Talks on cyber security and the origin of the internet

THE society held two contrasting meetings during February, both of which were highly informative.

THE society held two contrasting meetings during February, both of which were highly informative.

The first talk, by Francis Brown, was on "Computer security", a topic very much on the minds of many of our members given the frequency with which the media raises the issue.

Francis basically looked at "what do the bad guys want" and "what can we do to stay safe?"

Under the first heading, he stressed that fraudsters wanted to steal your credit card information and your email passwords. If they did break into your system they would disable your computer and then use different means to extract money from you.

The cost of cyber fraud in the UK alone amounts to more than £30 billion a year. Globally, it is more than 1,000 times that.

Measures you can take to protect yourselves are: avoid scareware; use common sense; keep the software up to date; keep Adobe up to date; do not allow anyone else access to your password; your password should be a mixture of at least eight symbols, a mixture of numbers and letters; if anything suspicious suddenly pops up either delete it or, if in doubt, switch off your computer.

Whatever you do, do not download anything suspicious. If you fear that you have been attacked, then call 0330 123 2040, a specialist police number or report it online at

While many of us were shaken by what Francis had to say, we nevertheless felt we knew what we had to do to protect ourselves.

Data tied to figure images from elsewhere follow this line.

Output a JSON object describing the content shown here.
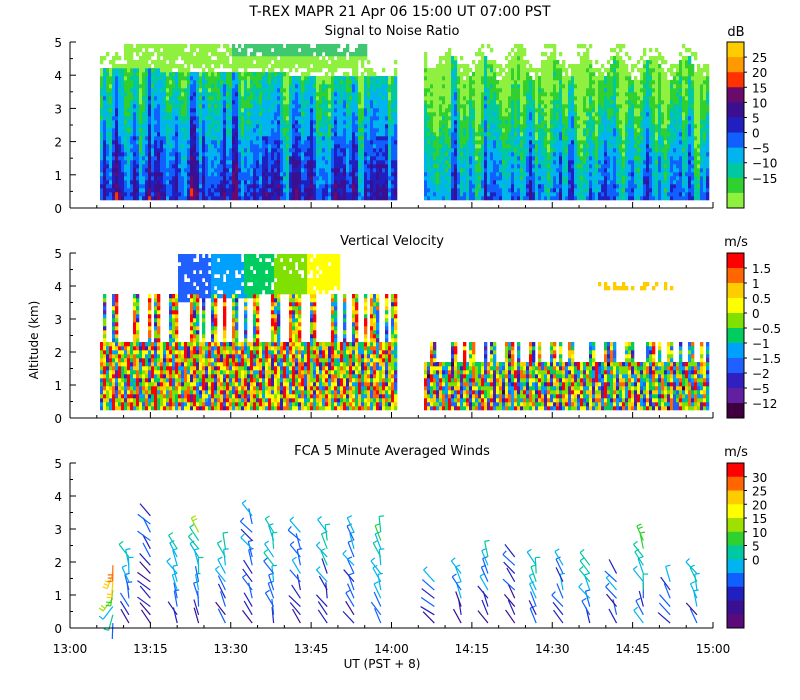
{
  "figure": {
    "title": "T-REX  MAPR 21 Apr 06  15:00 UT  07:00  PST",
    "xlabel": "UT  (PST + 8)",
    "ylabel": "Altitude (km)"
  },
  "chart_data": [
    {
      "type": "heatmap",
      "title": "Signal to Noise Ratio",
      "xlabel": "UT  (PST + 8)",
      "ylabel": "Altitude (km)",
      "x_ticks": [
        "13:00",
        "13:15",
        "13:30",
        "13:45",
        "14:00",
        "14:15",
        "14:30",
        "14:45",
        "15:00"
      ],
      "y_ticks": [
        "0",
        "1",
        "2",
        "3",
        "4",
        "5"
      ],
      "xlim_minutes": [
        0,
        120
      ],
      "ylim": [
        0,
        5
      ],
      "data_gap_minutes": [
        61,
        66
      ],
      "colorbar": {
        "unit": "dB",
        "labels": [
          "25",
          "20",
          "15",
          "10",
          "5",
          "0",
          "−5",
          "−10",
          "−15"
        ],
        "colors": [
          "#ffcc00",
          "#ff9900",
          "#ff3300",
          "#6a0a6a",
          "#3a1090",
          "#2020c0",
          "#1060ff",
          "#00b4f0",
          "#00c8a0",
          "#30d030",
          "#90f040"
        ]
      }
    },
    {
      "type": "heatmap",
      "title": "Vertical Velocity",
      "xlabel": "UT  (PST + 8)",
      "ylabel": "Altitude (km)",
      "x_ticks": [
        "13:00",
        "13:15",
        "13:30",
        "13:45",
        "14:00",
        "14:15",
        "14:30",
        "14:45",
        "15:00"
      ],
      "y_ticks": [
        "0",
        "1",
        "2",
        "3",
        "4",
        "5"
      ],
      "xlim_minutes": [
        0,
        120
      ],
      "ylim": [
        0,
        5
      ],
      "data_gap_minutes": [
        61,
        66
      ],
      "colorbar": {
        "unit": "m/s",
        "labels": [
          "1.5",
          "1",
          "0.5",
          "0",
          "−0.5",
          "−1",
          "−1.5",
          "−2",
          "−5",
          "−12"
        ],
        "colors": [
          "#ff0000",
          "#ff6600",
          "#ffcc00",
          "#ffff00",
          "#80e000",
          "#00cc60",
          "#00a0ff",
          "#2060ff",
          "#3020c0",
          "#6020a0",
          "#400040"
        ]
      }
    },
    {
      "type": "barbs",
      "title": "FCA 5 Minute Averaged Winds",
      "xlabel": "UT  (PST + 8)",
      "ylabel": "Altitude (km)",
      "x_ticks": [
        "13:00",
        "13:15",
        "13:30",
        "13:45",
        "14:00",
        "14:15",
        "14:30",
        "14:45",
        "15:00"
      ],
      "y_ticks": [
        "0",
        "1",
        "2",
        "3",
        "4",
        "5"
      ],
      "xlim_minutes": [
        0,
        120
      ],
      "ylim": [
        0,
        5
      ],
      "profiles": [
        {
          "t": 8,
          "top": 2.0,
          "dir": 200,
          "spd": 22
        },
        {
          "t": 11,
          "top": 2.2,
          "dir": 340,
          "spd": 10
        },
        {
          "t": 15,
          "top": 3.4,
          "dir": 320,
          "spd": 6
        },
        {
          "t": 20,
          "top": 2.6,
          "dir": 330,
          "spd": 12
        },
        {
          "t": 24,
          "top": 2.9,
          "dir": 340,
          "spd": 13
        },
        {
          "t": 29,
          "top": 2.6,
          "dir": 335,
          "spd": 11
        },
        {
          "t": 34,
          "top": 3.4,
          "dir": 330,
          "spd": 9
        },
        {
          "t": 38,
          "top": 3.0,
          "dir": 340,
          "spd": 12
        },
        {
          "t": 43,
          "top": 3.1,
          "dir": 330,
          "spd": 10
        },
        {
          "t": 48,
          "top": 2.9,
          "dir": 335,
          "spd": 11
        },
        {
          "t": 53,
          "top": 2.9,
          "dir": 330,
          "spd": 10
        },
        {
          "t": 58,
          "top": 3.0,
          "dir": 340,
          "spd": 14
        },
        {
          "t": 68,
          "top": 1.5,
          "dir": 320,
          "spd": 6
        },
        {
          "t": 73,
          "top": 1.7,
          "dir": 335,
          "spd": 9
        },
        {
          "t": 78,
          "top": 2.3,
          "dir": 330,
          "spd": 10
        },
        {
          "t": 83,
          "top": 2.2,
          "dir": 320,
          "spd": 6
        },
        {
          "t": 87,
          "top": 1.9,
          "dir": 340,
          "spd": 12
        },
        {
          "t": 92,
          "top": 2.1,
          "dir": 330,
          "spd": 10
        },
        {
          "t": 97,
          "top": 2.0,
          "dir": 335,
          "spd": 12
        },
        {
          "t": 102,
          "top": 1.8,
          "dir": 330,
          "spd": 8
        },
        {
          "t": 107,
          "top": 2.8,
          "dir": 340,
          "spd": 16
        },
        {
          "t": 112,
          "top": 1.6,
          "dir": 330,
          "spd": 9
        },
        {
          "t": 117,
          "top": 1.7,
          "dir": 335,
          "spd": 11
        }
      ],
      "colorbar": {
        "unit": "m/s",
        "labels": [
          "30",
          "25",
          "20",
          "15",
          "10",
          "5",
          "0"
        ],
        "colors": [
          "#ff0000",
          "#ff6600",
          "#ffcc00",
          "#ffff00",
          "#a0e000",
          "#30d030",
          "#00c8a0",
          "#00b4f0",
          "#1060ff",
          "#2020c0",
          "#3a1090",
          "#5a0a7a"
        ]
      }
    }
  ]
}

Our second speaker took us way back before computers and the internet were invented. With speed, enthusiasm and humour, John Rogers talked about "The history of the Post Office: kings, boxes and dots".

Our journey went backwards from the current largely automated systems used for sorting the mail to the beginnings when messages, usually from those connected with the royal court, were sent by horseback.

By the late 17th century and during the 18th, missives/ letters were sent by stagecoach along certain routes.

The recipient was expected to pay but if the missive could easily be read such payment was invariably not forthcoming. By the early Victorian period Rowland Hill and Anthony Trollope suggested that this was inefficient and the sender should pay. Thus began the system of postage stamps, beginning with the penny black in 1840.

With improvements in transport, most notably the railway, the postal system expanded across the country. Trains also enabled the development of parcel post.

By the early 20th century there were several deliveries a day, usually between two and eight, though in parts of London there were as many as 24!

Apart from delivering mail, the Post Office was responsible for telephones (and boxes), telegrams, stamps and post offices, often in very remote villages.

Most post boxes were placed along strategic routes. Each new monarch, even Edward VIII, had a new set of boxes with their emblem on the front. Sadly, some of the designs leaked and had to be replaced.

During the post-war period the Post Office had a crucial role to play but because it was labour intensive, costs were rising and new automation was being introduced which used dots and barcodes to simplify the process, its importance has diminished.

Now it is being kept afloat largely because of junk mail and charity mail but because of increasing competition from electronic mail as well as private companies it is contracting, especially in rural areas.

The survival of the Post Office will depend on merging with village stores, local pubs or even combining with banks to provide a much-needed service. All in all, an enthralling evening.